Abstract :
The machining of composite materials are often used in aerospace, automobile and other industrial
applications to produce machined slots, holes and grooves, where metal inserts are inevitable in case of joining or
affixing with mating parts. The damages initiated due to machining process are generally lead to stress concentration.
And further promotes process of damage by crack initiation and growth may lead to catastrophic failure of entire
structure while in service. It is necessary to minimizing the damages in machining of GFRP composites for rejection
of products and to maintain better tolerance between mating parts. Hence the present investigation aims to illustrate
the machinability of GFRP composites with respect to desirable optimum process parameters. The experiments were
conducted with specially designed brazed carbide tipped end mill tool in accordance to Design of Experiments
(DOE). Taguchi analysis combined with Analysis of Variance (ANOVA) and was carried out to identify the effects
of machining quality parameters (speed ‘N’, feed rate ‘f’, depth of cut ‘d’, fiber orientation angle ‘Ө’, and fiber
volume fraction ‘фi’) on machinability outputs (surface roughness, machining force and delamination factor).

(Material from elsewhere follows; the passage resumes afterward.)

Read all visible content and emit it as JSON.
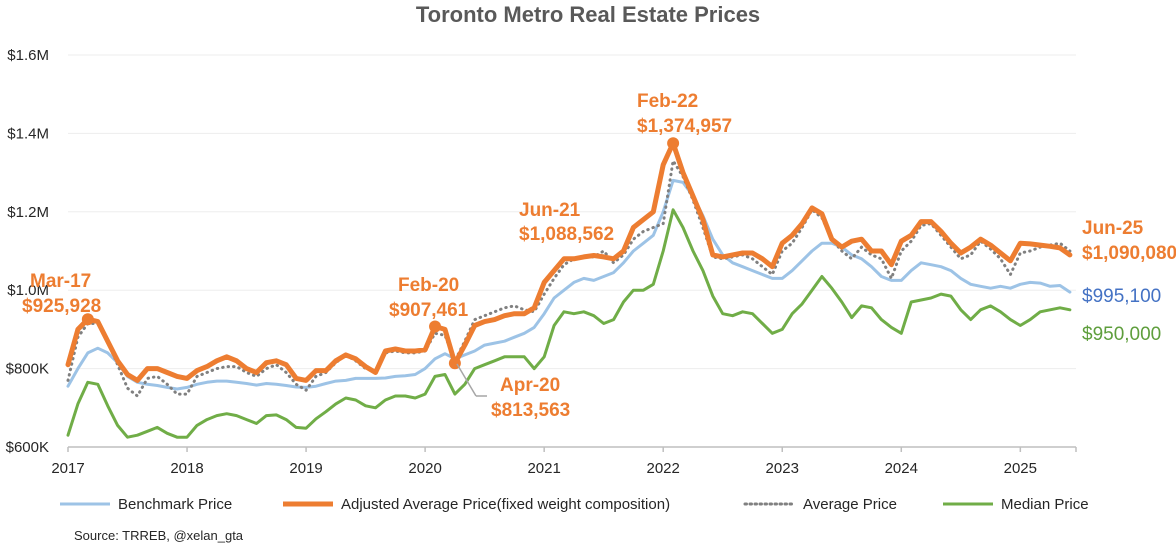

The
correlation was also obtained by Multiple Regression Analysis (MRA) to establish parametric relationship between
the experimental process parameters and output responses. The calculated values of MRA have been found very
close to experimental values for almost all cases. Finally, the results of data were also illustrated and analyzed with
Scanning Electron Microscope (SEM).
Keyword :
Compression moulding technique, milling tool dynamometer, specially designed brazed carbide tipped end mill tool, SEM, Taguchi’s Method.